A new study shows that parents who control their children very well can increase the likelihood that their baby will start listening to the angry voice.
According to the study published in PLoS ONE, when babies heard angry voice recordings, an area of the brain involved in the treatment of emotional vocalisations reacted more strongly to infants whose mothers and fathers were more likely to parenthood "directive".
"The message to remember from this study is that the strength of a baby's 6-month-old brain response to angry voices may be influenced by early parenting experiences, including" directive "parenting," said Dr. Chen Zhao, lead author of the study. , who was a researcher at the University of Manchester in the United Kingdom when conducting the study.
"By" directive "we mean that in a very specific sense, that is to say the extent to which a parent tends to behave and / or comment in order to control or restrict participation In our study, such behaviors can be a subtle and consistent pattern and involve or not the voice, "Zhao said in an e-mail. "For example, repeated small intrusions by holding a toy near the baby's face or repeatedly calling attention to it."
It depends on how often people adopt this type of parenting style, Zhao said. "We can deduce that parents who usually use a directive style (compared to those who do not) can also, in everyday life, express negative vocal emotions more quickly in order to elicit what can be expected. they regard as a "desired" behavior on the part of their baby, "she added.
Zhao and his colleagues studied the effects of parenthood on 29 mother-child pairs. Mothers and 6-month-old infants were monitored during play sessions and mothers were assessed for frequency of requests, intrusions and / or critical comments. "Babies who experience what we call a directive leadership style are likely to feel limited or limited in what they can do, express and / or contribute to play."
Next, the researchers asked the mothers to hold their baby on their lap while prerecorded, speechless, angry, cheerful or neutral vocalizations were played.

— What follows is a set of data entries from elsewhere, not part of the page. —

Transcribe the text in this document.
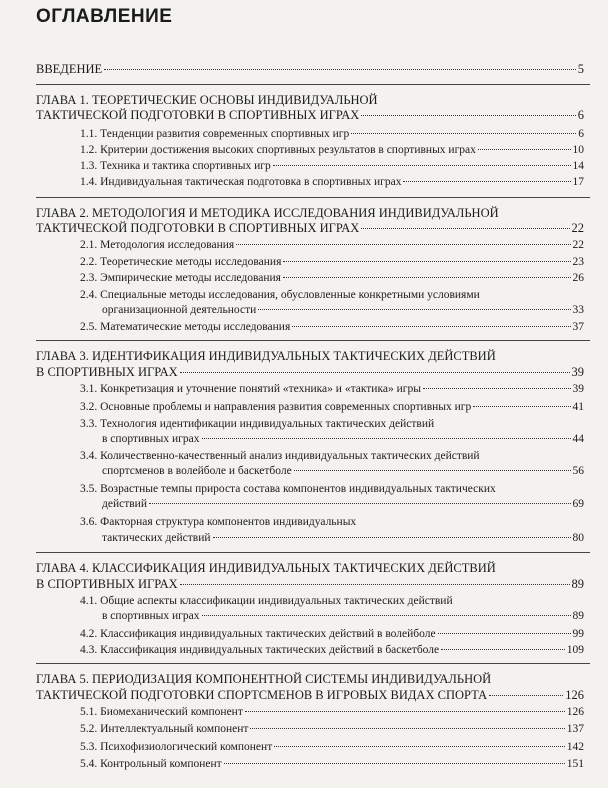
ОГЛАВЛЕНИЕ
ВВЕДЕНИЕ	5
ГЛАВА 1. ТЕОРЕТИЧЕСКИЕ ОСНОВЫ ИНДИВИДУАЛЬНОЙ
ТАКТИЧЕСКОЙ ПОДГОТОВКИ В СПОРТИВНЫХ ИГРАХ	6
1.1. Тенденции развития современных спортивных игр	6
1.2. Критерии достижения высоких спортивных результатов в спортивных играх	10
1.3. Техника и тактика спортивных игр	14
1.4. Индивидуальная тактическая подготовка в спортивных играх	17
ГЛАВА 2. МЕТОДОЛОГИЯ И МЕТОДИКА ИССЛЕДОВАНИЯ ИНДИВИДУАЛЬНОЙ
ТАКТИЧЕСКОЙ ПОДГОТОВКИ В СПОРТИВНЫХ ИГРАХ	22
2.1. Методология исследования	22
2.2. Теоретические методы исследования	23
2.3. Эмпирические методы исследования	26
2.4. Специальные методы исследования, обусловленные конкретными условиями
организационной деятельности	33
2.5. Математические методы исследования	37
ГЛАВА 3. ИДЕНТИФИКАЦИЯ ИНДИВИДУАЛЬНЫХ ТАКТИЧЕСКИХ ДЕЙСТВИЙ
В СПОРТИВНЫХ ИГРАХ	39
3.1. Конкретизация и уточнение понятий «техника» и «тактика» игры	39
3.2. Основные проблемы и направления развития современных спортивных игр	41
3.3. Технология идентификации индивидуальных тактических действий
в спортивных играх	44
3.4. Количественно-качественный анализ индивидуальных тактических действий
спортсменов в волейболе и баскетболе	56
3.5. Возрастные темпы прироста состава компонентов индивидуальных тактических
действий	69
3.6. Факторная структура компонентов индивидуальных
тактических действий	80
ГЛАВА 4. КЛАССИФИКАЦИЯ ИНДИВИДУАЛЬНЫХ ТАКТИЧЕСКИХ ДЕЙСТВИЙ
В СПОРТИВНЫХ ИГРАХ	89
4.1. Общие аспекты классификации индивидуальных тактических действий
в спортивных играх	89
4.2. Классификация индивидуальных тактических действий в волейболе	99
4.3. Классификация индивидуальных тактических действий в баскетболе	109
ГЛАВА 5. ПЕРИОДИЗАЦИЯ КОМПОНЕНТНОЙ СИСТЕМЫ ИНДИВИДУАЛЬНОЙ
ТАКТИЧЕСКОЙ ПОДГОТОВКИ СПОРТСМЕНОВ В ИГРОВЫХ ВИДАХ СПОРТА	126
5.1. Биомеханический компонент	126
5.2. Интеллектуальный компонент	137
5.3. Психофизиологический компонент	142
5.4. Контрольный компонент	151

Since MRIs are noisy and intrusive, researchers have turned to another technology to scan babies' brains. Known as functional near infrared spectroscopy, this technique measures blood flow to the cortical areas of the brain. It's a "safe, portable device that looks like a little hat on the baby's head," Zhao explained.
Research shows that baby brains react more strongly to angry voices when their parents are more "intrusive and more demanding," Zhao said. Other research has shown that a more sensitive parenting that meets the needs and interests of the baby has a positive influence on language development, but it can also have an impact on how the baby treats the baby. emotional tones, she added.

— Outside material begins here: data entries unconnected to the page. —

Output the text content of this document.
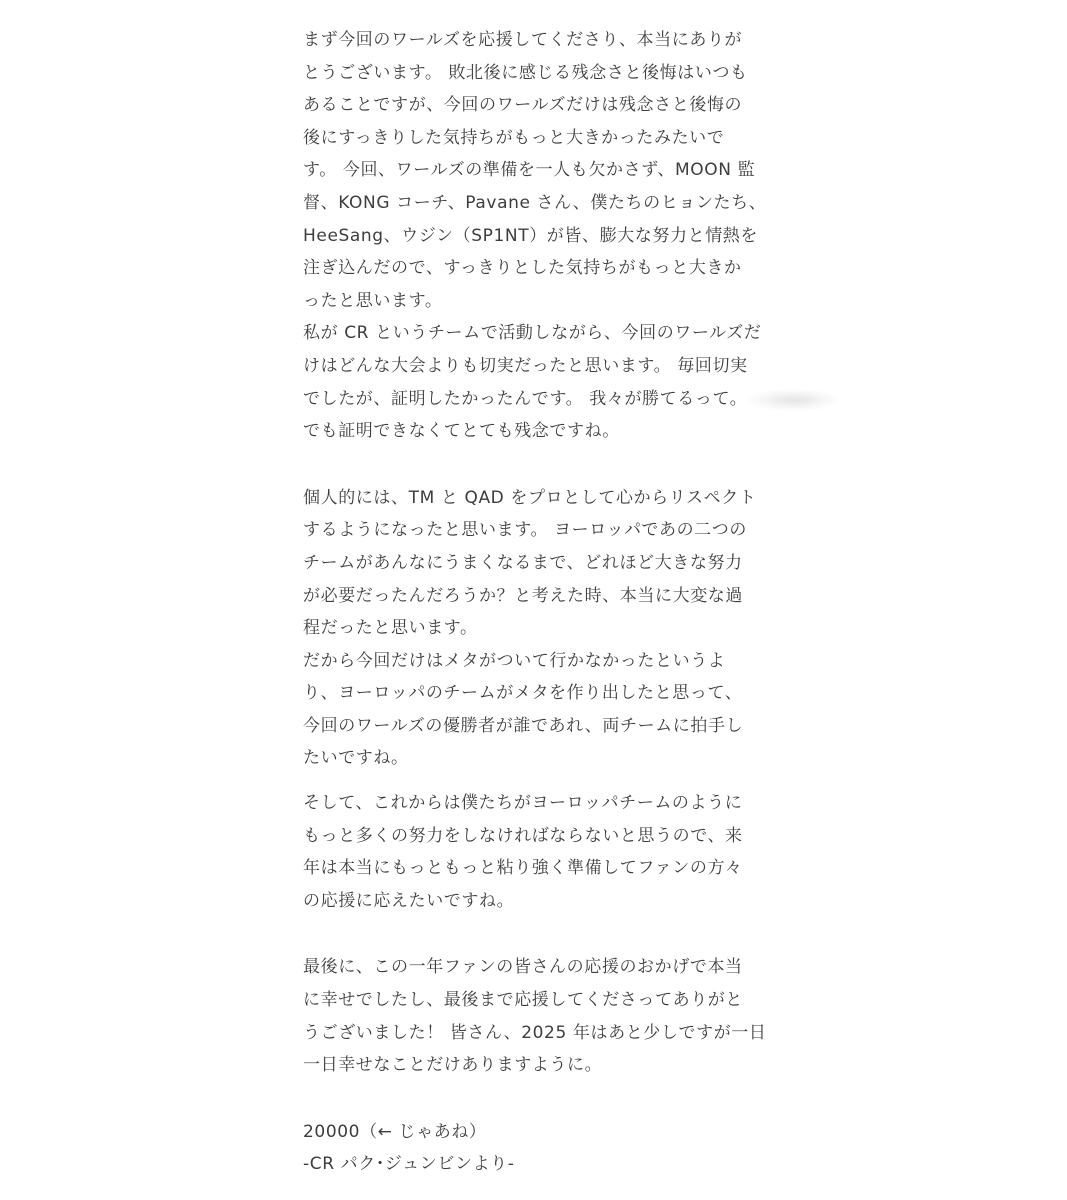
まず今回のワールズを応援してくださり、本当にありが
とうございます。 敗北後に感じる残念さと後悔はいつも
あることですが、今回のワールズだけは残念さと後悔の
後にすっきりした気持ちがもっと大きかったみたいで
す。 今回、ワールズの準備を一人も欠かさず、MOON 監
督、KONG コーチ、Pavane さん、僕たちのヒョンたち、
HeeSang、ウジン（SP1NT）が皆、膨大な努力と情熱を
注ぎ込んだので、すっきりとした気持ちがもっと大きか
ったと思います。
私が CR というチームで活動しながら、今回のワールズだ
けはどんな大会よりも切実だったと思います。 毎回切実
でしたが、証明したかったんです。 我々が勝てるって。
でも証明できなくてとても残念ですね。
個人的には、TM と QAD をプロとして心からリスペクト
するようになったと思います。 ヨーロッパであの二つの
チームがあんなにうまくなるまで、どれほど大きな努力
が必要だったんだろうか？と考えた時、本当に大変な過
程だったと思います。
だから今回だけはメタがついて行かなかったというよ
り、ヨーロッパのチームがメタを作り出したと思って、
今回のワールズの優勝者が誰であれ、両チームに拍手し
たいですね。
そして、これからは僕たちがヨーロッパチームのように
もっと多くの努力をしなければならないと思うので、来
年は本当にもっともっと粘り強く準備してファンの方々
の応援に応えたいですね。
最後に、この一年ファンの皆さんの応援のおかげで本当
に幸せでしたし、最後まで応援してくださってありがと
うございました！ 皆さん、2025 年はあと少しですが一日
一日幸せなことだけありますように。
20000（← じゃあね）
-CR パク･ジュンビンより-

The new study is "really cool," said Dr. Nathalie Maitre, a specialist in children's brain development at the Nationwide Children's Hospital in Columbus, Ohio. "It's really essential that researchers begin to look at how babies' brains react not only to sound but also to the emotional envelope that surrounds it," Master said. "These researchers were able to measure in real time how these babies perceived angry, happy or neutral sounds – it's a necessary element in the field of developmental neuroscience in infants."
Parents should not interpret this study as proving that any "directive" parenting is bad, Master said. Like many things, parenting is a continuum and there are times when directivity is needed, she added. "Directivity is not just about control, but about structure and direction," she said.